USAI pengumuman hasil tes tertulis calon anggota Panitia Pengawas tingkat kecamatan atau Panwascam untuk Pemilu tahun 2024 di Kabupaten Pandeglang, muncul beragam reaksi dari masyarakat. Seperti halnya yang dilakukan oleh sekelompok mahasiswa.
Mereka melakukan unjuk rasa di depan kantor Bawaslu Kabupaten Pandeglang. Tuntutan yang mereka suarakan adalah demi transparansi, Pokja pembentukan Panwascam harus membuka rincian perolehan nilai hasil test tertulis.
Padahal, Pokja tidak mencantumkan rincian nilai karena regulasi mengaturnya: perkara nilai merupakan informasi yang dikecualikan. Sama halnya dengan tanggapan masyarakat yang masuk kepada Pokja tentang informasi para peserta. Ia bersifat terbatas.
Andai tidak ada regulasi yang melarangnya, Pokja tanpa diminta akan melakukannya. Pun tanggapan masyarakat. Tetapi ia hanya diketahui oleh tim penguji dan peserta bersangkutan. Tidak boleh ada pihak lain yang turut dan larut mengetahuinya.
Baca Juga
- Gaduh Seleksi Panwascam Akibat Tuntutan Miskin Referensi
- Kristen Ortodoks Syria dan Islam, Serupa Tapi Tak Sama
Jadi, tuntutan pembatalan surat pengumuman tentang hasil CAT yang karena tidak mencantumkan rincian nilai tes tertulis para peserta, lalu dianggap tidak transparan, tidak bisa dipenuhi Pokja. Sekali lagi, karena perkara rincian nilai merupakan informasi yang dikecualikan.
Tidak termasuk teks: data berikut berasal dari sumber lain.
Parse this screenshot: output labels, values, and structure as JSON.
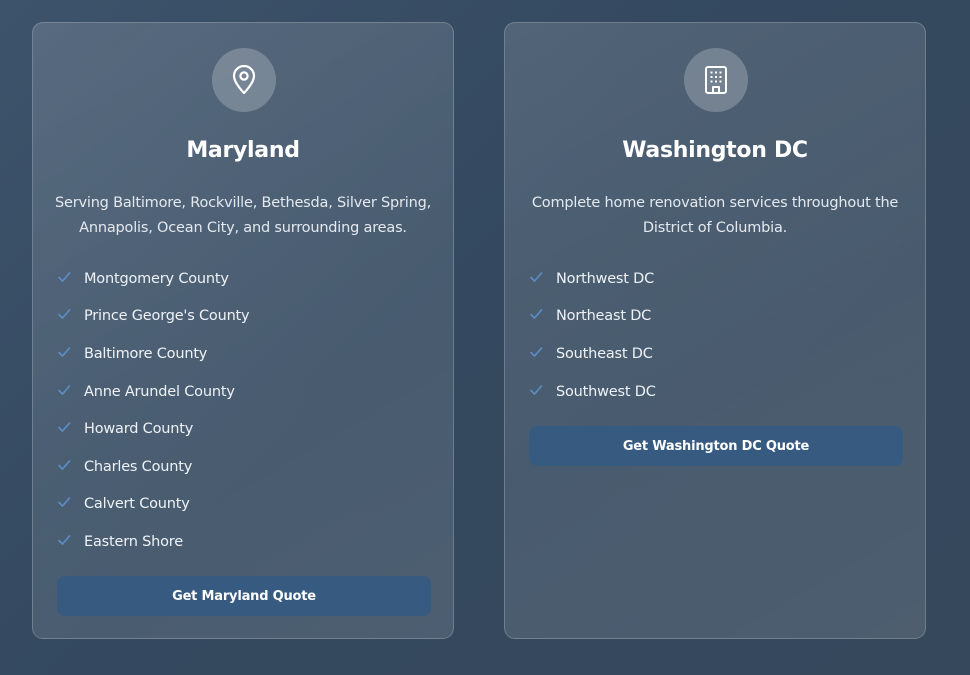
{
  "colors": {
    "accent_button": "#375a80",
    "check": "#5b8fc7",
    "background": "#3a4f66"
  },
  "cards": [
    {
      "icon": "map-pin-icon",
      "title": "Maryland",
      "description": "Serving Baltimore, Rockville, Bethesda, Silver Spring, Annapolis, Ocean City, and surrounding areas.",
      "items": [
        "Montgomery County",
        "Prince George's County",
        "Baltimore County",
        "Anne Arundel County",
        "Howard County",
        "Charles County",
        "Calvert County",
        "Eastern Shore"
      ],
      "button_label": "Get Maryland Quote"
    },
    {
      "icon": "building-icon",
      "title": "Washington DC",
      "description": "Complete home renovation services throughout the District of Columbia.",
      "items": [
        "Northwest DC",
        "Northeast DC",
        "Southeast DC",
        "Southwest DC"
      ],
      "button_label": "Get Washington DC Quote"
    }
  ]
}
Pada poin kedua, pendemo menuntut agar Bawaslu Kabupaten Pandeglang mewujudkan demokrasi yang bersih, bermartabat, dan berintegritas. Perihal ini sejatinya sudah menjadi bagian dari komitmen anggota Bawaslu di berbagai tingkatan sejak mereka dilantik. Poin ini, kami sepakat.
Lalu pada poin ketiga, pendemo menuntut agar Bawaslu Kabupaten Pandeglang harus taat asas kepatutan. Entah kemana arahnya. Tapi bila boleh menafsir apa maksudnya, maka kinerja anggota Bawaslu Kabupaten Pandeglang yang on the track adalah wujud kerja professional, yang adalah salah satu indikator kepatutan.
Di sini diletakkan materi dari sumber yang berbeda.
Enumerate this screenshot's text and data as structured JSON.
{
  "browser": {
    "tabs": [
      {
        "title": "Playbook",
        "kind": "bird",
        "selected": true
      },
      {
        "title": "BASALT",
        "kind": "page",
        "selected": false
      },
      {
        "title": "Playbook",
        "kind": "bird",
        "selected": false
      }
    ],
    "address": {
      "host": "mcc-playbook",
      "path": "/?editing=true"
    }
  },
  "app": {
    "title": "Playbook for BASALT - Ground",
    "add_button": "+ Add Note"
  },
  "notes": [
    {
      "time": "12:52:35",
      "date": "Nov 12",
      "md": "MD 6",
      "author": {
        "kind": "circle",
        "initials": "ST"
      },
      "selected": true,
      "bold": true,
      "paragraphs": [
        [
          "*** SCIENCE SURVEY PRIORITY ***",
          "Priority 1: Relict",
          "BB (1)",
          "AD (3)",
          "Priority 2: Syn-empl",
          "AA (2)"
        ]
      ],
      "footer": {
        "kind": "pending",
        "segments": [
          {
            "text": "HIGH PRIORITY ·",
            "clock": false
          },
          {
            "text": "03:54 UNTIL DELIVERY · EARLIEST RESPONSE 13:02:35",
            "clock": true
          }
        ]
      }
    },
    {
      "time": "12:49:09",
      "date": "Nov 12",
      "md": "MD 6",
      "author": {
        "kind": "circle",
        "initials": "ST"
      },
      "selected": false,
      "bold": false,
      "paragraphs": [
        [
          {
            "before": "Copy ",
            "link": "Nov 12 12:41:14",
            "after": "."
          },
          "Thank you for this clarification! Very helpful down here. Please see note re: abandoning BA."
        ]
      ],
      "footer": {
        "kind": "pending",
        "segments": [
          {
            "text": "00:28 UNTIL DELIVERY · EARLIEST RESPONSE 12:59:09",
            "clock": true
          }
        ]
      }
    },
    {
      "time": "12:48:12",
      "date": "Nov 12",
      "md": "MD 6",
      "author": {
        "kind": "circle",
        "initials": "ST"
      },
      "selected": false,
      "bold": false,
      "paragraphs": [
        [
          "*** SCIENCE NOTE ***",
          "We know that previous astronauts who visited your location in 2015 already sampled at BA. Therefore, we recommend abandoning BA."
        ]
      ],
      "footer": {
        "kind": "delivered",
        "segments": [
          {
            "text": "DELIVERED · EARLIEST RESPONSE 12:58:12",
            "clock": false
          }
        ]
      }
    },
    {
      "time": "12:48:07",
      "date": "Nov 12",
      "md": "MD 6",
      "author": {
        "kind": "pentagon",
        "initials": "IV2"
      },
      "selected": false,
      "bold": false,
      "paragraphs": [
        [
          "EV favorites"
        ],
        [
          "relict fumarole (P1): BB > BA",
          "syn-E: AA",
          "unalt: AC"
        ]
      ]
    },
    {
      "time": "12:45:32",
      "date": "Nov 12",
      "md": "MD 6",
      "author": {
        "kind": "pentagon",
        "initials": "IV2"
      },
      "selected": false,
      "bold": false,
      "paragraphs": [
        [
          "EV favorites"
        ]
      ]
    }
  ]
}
Yang keempat, pendemo menuntut agar Bawaslu Kabupaten Pandeglang mengevaluasi perekrutan calon Panwascam karena tidak selektif. Mau dikata tidak selektif bagaimana, bila sedari awal pada saat penyerahan berkas dilakukan penelitian administrasi.
Hasilnya, ada beberapa di antara pendaftar yang tidak bisa mengikuti tes tertulis karena tidak lolos seleksi adminitrasi. Lalu, 6 orang yang lolos ke 6 besar adalah orang-orang yang memiliki nilai paling tinggi dari tiap kecamatan. Mereka adalah orang-orang yang sudah membuktikan dirinya dalam aspek kompetensi.
Sementara tuntutan terakhir mereka terkait DKPP yang harus menindak tegas dan memecat oknum-oknum Pokja yang diduga melakukan praktik-praktik kecurangan. Pada poin ini kami sepakat. Tinggal buktikan saja siapa oknum yang melakukan ulah tersebut.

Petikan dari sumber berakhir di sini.